I'm epileptic. No big news.
And as causes go, epilepsy is hopeless. It's not even third division. It's not cute, not fluffy, doesn't have the big eyes of a dog or the big ears of a donkey.
It's an ugly thing, utterly terrifying for unwitting spectators, and hugely misunderstood.
Which is why any publicity is good publicity. I buy into this - mostly.
Anything which makes epilepsy slightly more mainstream is to be welcomed so that kids can feel like they aren't so weird after all. And why the bags River Island pushed out in conjunction with the Epilepsy Society should be a good thing.
'Seize the day' they said - what a lark! Look at us eppys, nature's fruit cakes, laughing at ourselves and soldiering on. What a hoot! We even shop in the High Street despite ourselves.
But strangely enough, they aren't right. There is something odd about them. Like a picture where you suddenly notice a strange man in a school playground or a song played in the wrong key. They don't sit well with me.
And I've tried to find the words for exactly why that is.
I can imagine some well meaning soul on a Mac designing them in his studio, imagining this is a clever way to make eppys feel strong.

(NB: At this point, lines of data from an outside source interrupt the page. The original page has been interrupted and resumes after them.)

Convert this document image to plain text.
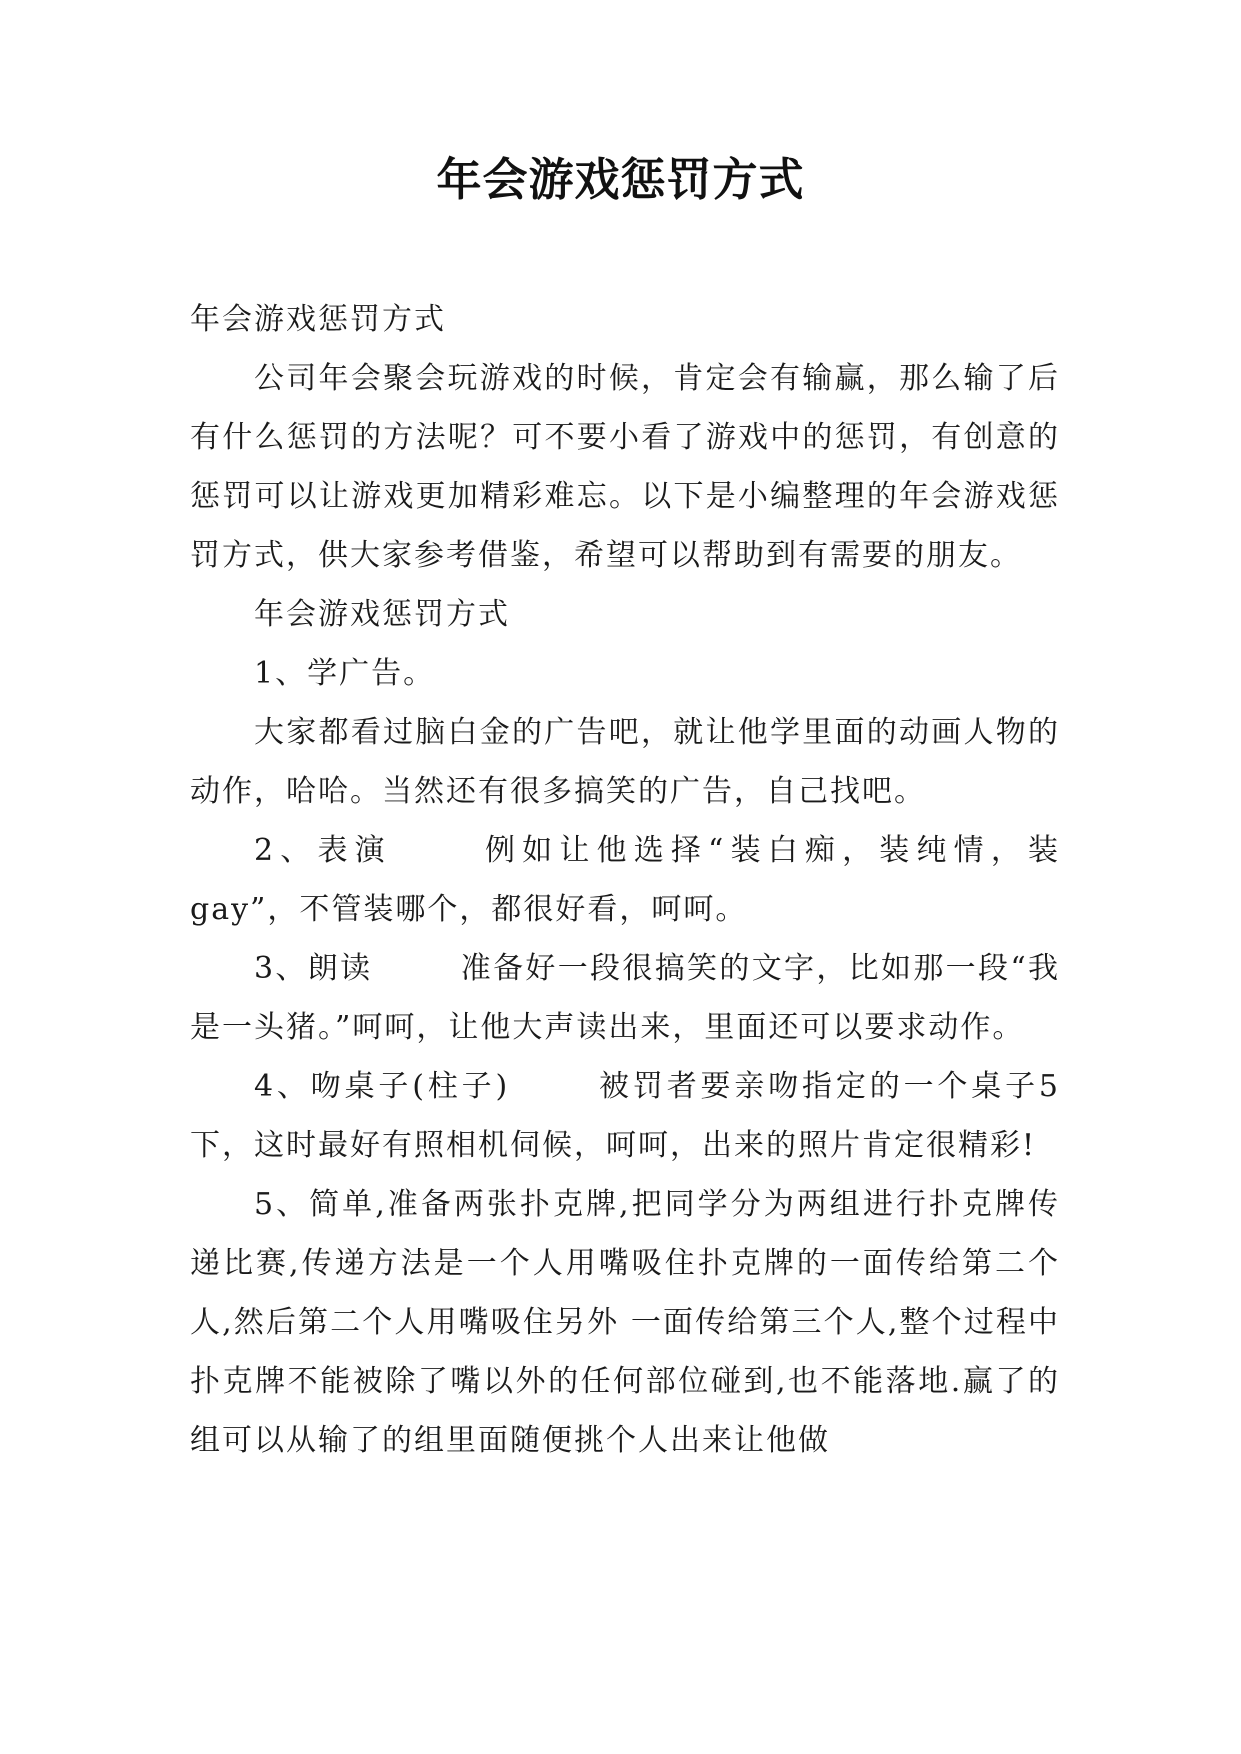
年会游戏惩罚方式

年会游戏惩罚方式

公司年会聚会玩游戏的时候，肯定会有输赢，那么输了后有什么惩罚的方法呢？可不要小看了游戏中的惩罚，有创意的惩罚可以让游戏更加精彩难忘。以下是小编整理的年会游戏惩罚方式，供大家参考借鉴，希望可以帮助到有需要的朋友。

年会游戏惩罚方式

1、学广告。

大家都看过脑白金的广告吧，就让他学里面的动画人物的动作，哈哈。当然还有很多搞笑的广告，自己找吧。

2、表演	例如让他选择“装白痴，装纯情，装gay”，不管装哪个，都很好看，呵呵。

3、朗读	准备好一段很搞笑的文字，比如那一段“我是一头猪。”呵呵，让他大声读出来，里面还可以要求动作。

4、吻桌子(柱子)	被罚者要亲吻指定的一个桌子5下，这时最好有照相机伺候，呵呵，出来的照片肯定很精彩!

5、简单,准备两张扑克牌,把同学分为两组进行扑克牌传递比赛,传递方法是一个人用嘴吸住扑克牌的一面传给第二个人,然后第二个人用嘴吸住另外 一面传给第三个人,整个过程中扑克牌不能被除了嘴以外的任何部位碰到,也不能落地.赢了的组可以从输了的组里面随便挑个人出来让他做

I can see the gang at the Epilepsy Society thinking this continues their ambition to make epilepsy mainstream.
But good intentions have translated into a language we don't understand.
We don't think like this. We don't see our days this way. Seizures are not part of our narrative of life.
The thing we want to do - more than anything - is own the bits of our life we can control. We never view life through the lens of the seizure. We view our lives as all the bits where seizures don't happen and we are being the best we can be. And we wish everyone else could see us the same way.
I know the feeling of coming round, surrounded by people - wholly freaked out because you have just done bonkers stuff with your eyes open even though you weren't behind those eyes to see.
I've shuddered, flapped, slammed my legs against tables until they bled and dislocated joints - without even breaking into consciousness. And then had to reassure people around me its OK. It's nothing. I'm just epileptic. I'm fine.
Poking fun at ourselves is one way to handle this strange world we inhabit. I used to do it to. Laugh first and no one else can get in before you. Some people are still in this phase. And they will like your bags.
But I know better.
I don't need to be told to Seize the Day. Hundreds like me do that every day we wake up and find the courage to live life like everyone else in the knowledge we are not.
We don't need to laugh at ourselves to fit in. That is a defence mechanism and never puts you on the front foot.
We need to accept ourselves. And through our own acceptance, emboldened, we can help others to find it as well.